Floating-Point Performance Bug for FPU_*_LAT>1

Component:RTL

Hi, we've identified a performance bug in the decoder/APU dispatcher. If FPU_*_LAT>1, the current implementation stalls FPU instructions until the previous completes even if there are no data hazards.

Steps to Reproduce

RTL Configuration

COREV_PULP=0, COREV_CLUSTER=0 FPU=1, ZFINX=0 FPU_ADDMUL_LAT=2 FPU_OTHERS_LAT=2

Software Test

A sequence of independent FMADD (or other FPU) instructions:

    878a:	b0001073          	csrw	mcycle,zero
    878e:	3200f073          	csrc	mcountinhibit,1
    8792:	68e7f043          	fmadd.s	ft0,fa5,fa4,fa3
    8796:	68e7f0c3          	fmadd.s	ft1,fa5,fa4,fa3
    879a:	68e7f143          	fmadd.s	ft2,fa5,fa4,fa3
    879e:	68e7f1c3          	fmadd.s	ft3,fa5,fa4,fa3
    87a2:	68e7f243          	fmadd.s	ft4,fa5,fa4,fa3
    87a6:	68e7f2c3          	fmadd.s	ft5,fa5,fa4,fa3
    87aa:	68e7f343          	fmadd.s	ft6,fa5,fa4,fa3
    87ae:	68e7f3c3          	fmadd.s	ft7,fa5,fa4,fa3
    87b2:	68e7fe43          	fmadd.s	ft8,fa5,fa4,fa3
    87b6:	68e7fec3          	fmadd.s	ft9,fa5,fa4,fa3
    87ba:	01d7a027          	fsw	ft9,0(a5)
    87be:	3200e073          	csrs	mcountinhibit,1

Waves

Unnecessary pipeline bubbles:

For comparison, when FPU_ADDMUL_LAT=1, there are no stalls...

Source

The primary (but likely not only) culprit seems to be that apu_lat (the encoding of the instruction latencies) is only 2 bits wide, and for FPU_*_LAT>1, the encoding for normal FPU instructions is the same as the "max latency/always stall" encoding for DIV/SQRT (2'h3).

Decoder...

Dispatcher...

Comments

The pipeline details page of the User Manual outlines the expected data hazard stalls, but doesn't mention this non-data hazard stall at deeper pipeline depths.

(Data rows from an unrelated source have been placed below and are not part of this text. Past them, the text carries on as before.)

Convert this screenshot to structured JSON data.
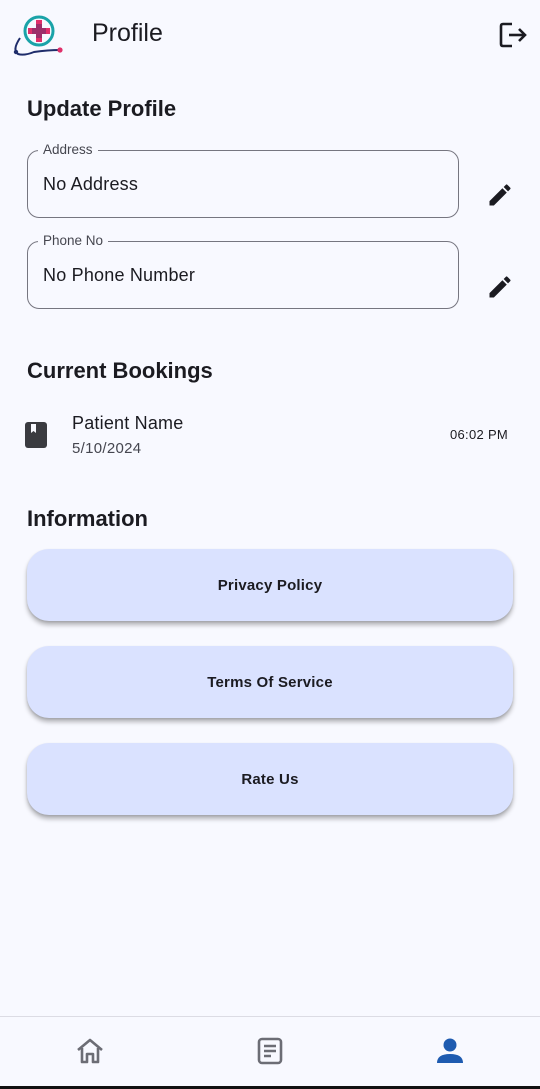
{
  "app_bar": {
    "title": "Profile",
    "logo_icon": "medical-cross-stethoscope-logo",
    "logout_icon": "logout-icon"
  },
  "update_profile": {
    "title": "Update Profile",
    "address": {
      "label": "Address",
      "value": "No Address"
    },
    "phone": {
      "label": "Phone No",
      "value": "No Phone Number"
    },
    "edit_icon": "pencil-icon"
  },
  "current_bookings": {
    "title": "Current Bookings",
    "items": [
      {
        "name": "Patient Name",
        "date": "5/10/2024",
        "time": "06:02 PM",
        "icon": "book-icon"
      }
    ]
  },
  "information": {
    "title": "Information",
    "buttons": [
      {
        "label": "Privacy Policy"
      },
      {
        "label": "Terms Of Service"
      },
      {
        "label": "Rate Us"
      }
    ]
  },
  "bottom_nav": {
    "items": [
      {
        "icon": "home-icon",
        "active": false
      },
      {
        "icon": "document-icon",
        "active": false
      },
      {
        "icon": "person-icon",
        "active": true
      }
    ]
  },
  "colors": {
    "background": "#f8f9ff",
    "button_fill": "#dae2ff",
    "accent_active": "#1e5bb0",
    "logo_teal": "#1aa3a8",
    "logo_pink": "#e0306a",
    "logo_navy": "#1f2d6b"
  }
}
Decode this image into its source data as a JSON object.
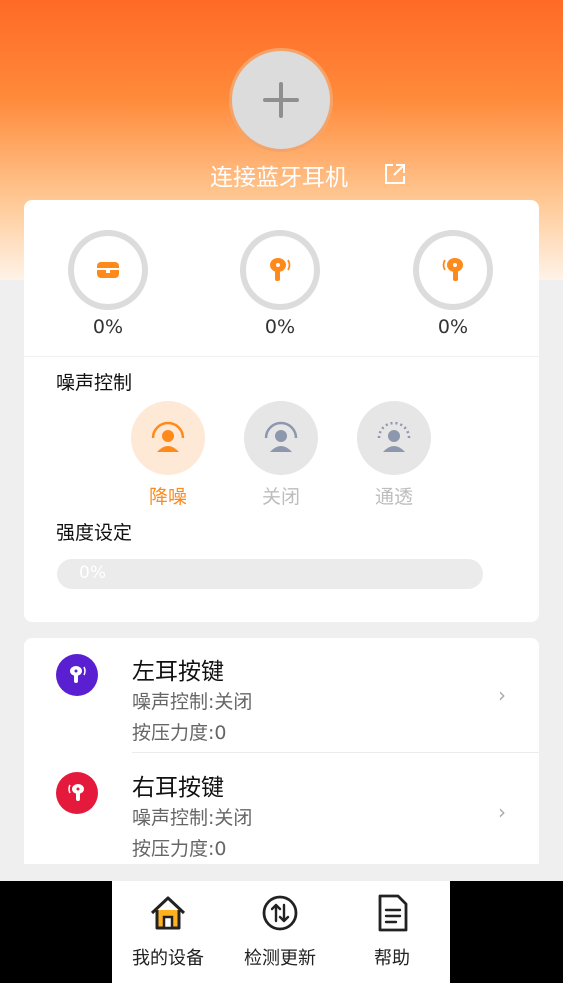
{
  "header": {
    "add_icon": "plus-icon",
    "title": "连接蓝牙耳机",
    "link_icon": "external-link-icon"
  },
  "battery": [
    {
      "icon": "case-icon",
      "value": "0%"
    },
    {
      "icon": "left-earbud-icon",
      "value": "0%"
    },
    {
      "icon": "right-earbud-icon",
      "value": "0%"
    }
  ],
  "noise_control": {
    "label": "噪声控制",
    "modes": [
      {
        "label": "降噪",
        "selected": true
      },
      {
        "label": "关闭",
        "selected": false
      },
      {
        "label": "通透",
        "selected": false
      }
    ]
  },
  "intensity": {
    "label": "强度设定",
    "value_text": "0%",
    "value": 0
  },
  "ear_buttons": [
    {
      "title": "左耳按键",
      "noise_line": "噪声控制:关闭",
      "pressure_line": "按压力度:0",
      "color": "#5a1fd1"
    },
    {
      "title": "右耳按键",
      "noise_line": "噪声控制:关闭",
      "pressure_line": "按压力度:0",
      "color": "#e5193c"
    }
  ],
  "tabs": [
    {
      "label": "我的设备",
      "icon": "home-icon"
    },
    {
      "label": "检测更新",
      "icon": "update-icon"
    },
    {
      "label": "帮助",
      "icon": "document-icon"
    }
  ],
  "colors": {
    "accent": "#ff8a1c",
    "inactive": "#bdbdbd"
  }
}
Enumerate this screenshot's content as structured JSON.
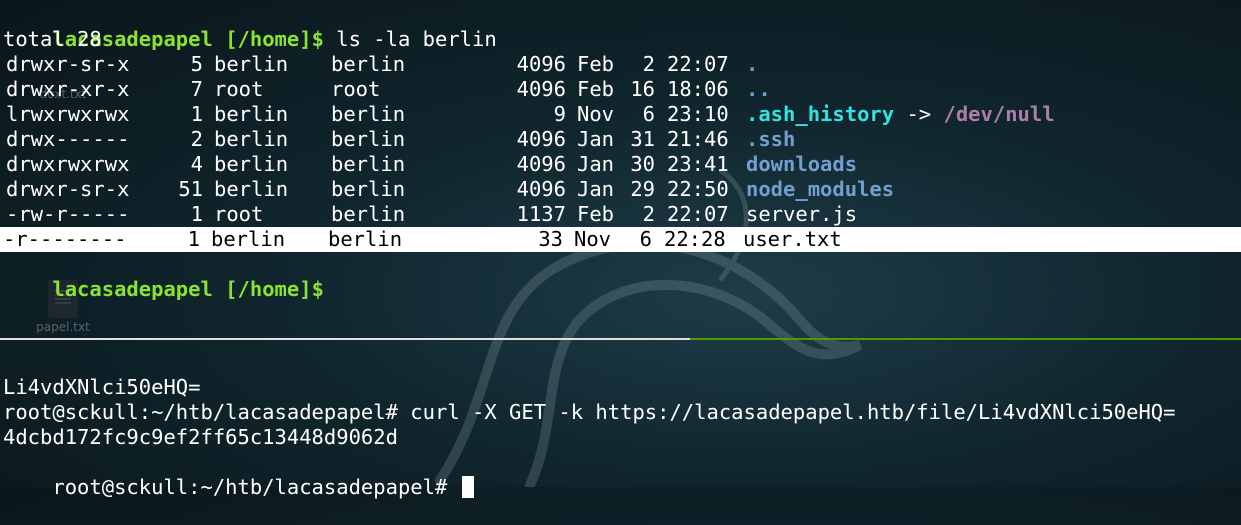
{
  "desktop_icons": [
    {
      "label": "doxt.txt"
    },
    {
      "label": "papel.txt"
    }
  ],
  "top_pane": {
    "prompt": {
      "user_host": "lacasadepapel",
      "path": "[/home]$",
      "command": " ls -la berlin"
    },
    "total": "total 28",
    "rows": [
      {
        "perms": "drwxr-sr-x",
        "links": "5",
        "owner": "berlin",
        "group": "berlin",
        "size": "4096",
        "month": "Feb",
        "day": "2",
        "time": "22:07",
        "name": ".",
        "name_class": "c-blue",
        "link_target": ""
      },
      {
        "perms": "drwxr-xr-x",
        "links": "7",
        "owner": "root",
        "group": "root",
        "size": "4096",
        "month": "Feb",
        "day": "16",
        "time": "18:06",
        "name": "..",
        "name_class": "c-blue",
        "link_target": ""
      },
      {
        "perms": "lrwxrwxrwx",
        "links": "1",
        "owner": "berlin",
        "group": "berlin",
        "size": "9",
        "month": "Nov",
        "day": "6",
        "time": "23:10",
        "name": ".ash_history",
        "name_class": "c-cyan",
        "link_arrow": " -> ",
        "link_target": "/dev/null"
      },
      {
        "perms": "drwx------",
        "links": "2",
        "owner": "berlin",
        "group": "berlin",
        "size": "4096",
        "month": "Jan",
        "day": "31",
        "time": "21:46",
        "name": ".ssh",
        "name_class": "c-blue",
        "link_target": ""
      },
      {
        "perms": "drwxrwxrwx",
        "links": "4",
        "owner": "berlin",
        "group": "berlin",
        "size": "4096",
        "month": "Jan",
        "day": "30",
        "time": "23:41",
        "name": "downloads",
        "name_class": "c-blue",
        "link_target": ""
      },
      {
        "perms": "drwxr-sr-x",
        "links": "51",
        "owner": "berlin",
        "group": "berlin",
        "size": "4096",
        "month": "Jan",
        "day": "29",
        "time": "22:50",
        "name": "node_modules",
        "name_class": "c-blue",
        "link_target": ""
      },
      {
        "perms": "-rw-r-----",
        "links": "1",
        "owner": "root",
        "group": "berlin",
        "size": "1137",
        "month": "Feb",
        "day": "2",
        "time": "22:07",
        "name": "server.js",
        "name_class": "",
        "link_target": ""
      },
      {
        "perms": "-r--------",
        "links": "1",
        "owner": "berlin",
        "group": "berlin",
        "size": "33",
        "month": "Nov",
        "day": "6",
        "time": "22:28",
        "name": "user.txt",
        "name_class": "",
        "link_target": "",
        "highlight": true
      }
    ],
    "prompt2": {
      "user_host": "lacasadepapel",
      "path": "[/home]$"
    }
  },
  "bottom_pane": {
    "lines": [
      {
        "text": "Li4vdXNlci50eHQ="
      },
      {
        "text": "root@sckull:~/htb/lacasadepapel# curl -X GET -k https://lacasadepapel.htb/file/Li4vdXNlci50eHQ="
      },
      {
        "text": "4dcbd172fc9c9ef2ff65c13448d9062d"
      }
    ],
    "final_prompt": "root@sckull:~/htb/lacasadepapel# "
  },
  "colors": {
    "prompt_green": "#8ae234",
    "dir_blue": "#729fcf",
    "link_cyan": "#34e2e2",
    "target_purple": "#ad7fa8",
    "pane_divider_active": "#4e9a06"
  }
}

This text further down is ambiguous, "Floating-Point instructions are dispatched to the FPU. Following instructions can be executed by the Core as long as they are not FPU ones and there are no Read-After-Write or Write-After-Write data hazard between them and the destination register of the outstanding FPU instruction." It's unclear if this is saying only that the integer pipeline can execute independent instructions while the FPU is active, or also implying that any further FPU instructions will be stalled.

Given that the FPU is pipelined, the core RTL should either be fixed to utilize that pipeline or else the documentation updated to clearly state that only one FPU instruction can be inflight at a time. The latter is critical to know for deeper pipelines since you incur the full latency of each FPU instruction every time unless you can hide enough integer instructions in between which is not usually feasible.

More broadly speaking,

Was there any awareness of or discussions around fully utilizing the FPU pipeline – was this intentionally not implemented? If so, why?
Were there discussion around doing performance verification i.e. verifying that the micro-architecture is not only functionally correct, but also correct to the spec in terms of the timing of different sequences of instructions? If so, what were the factors and conclusions?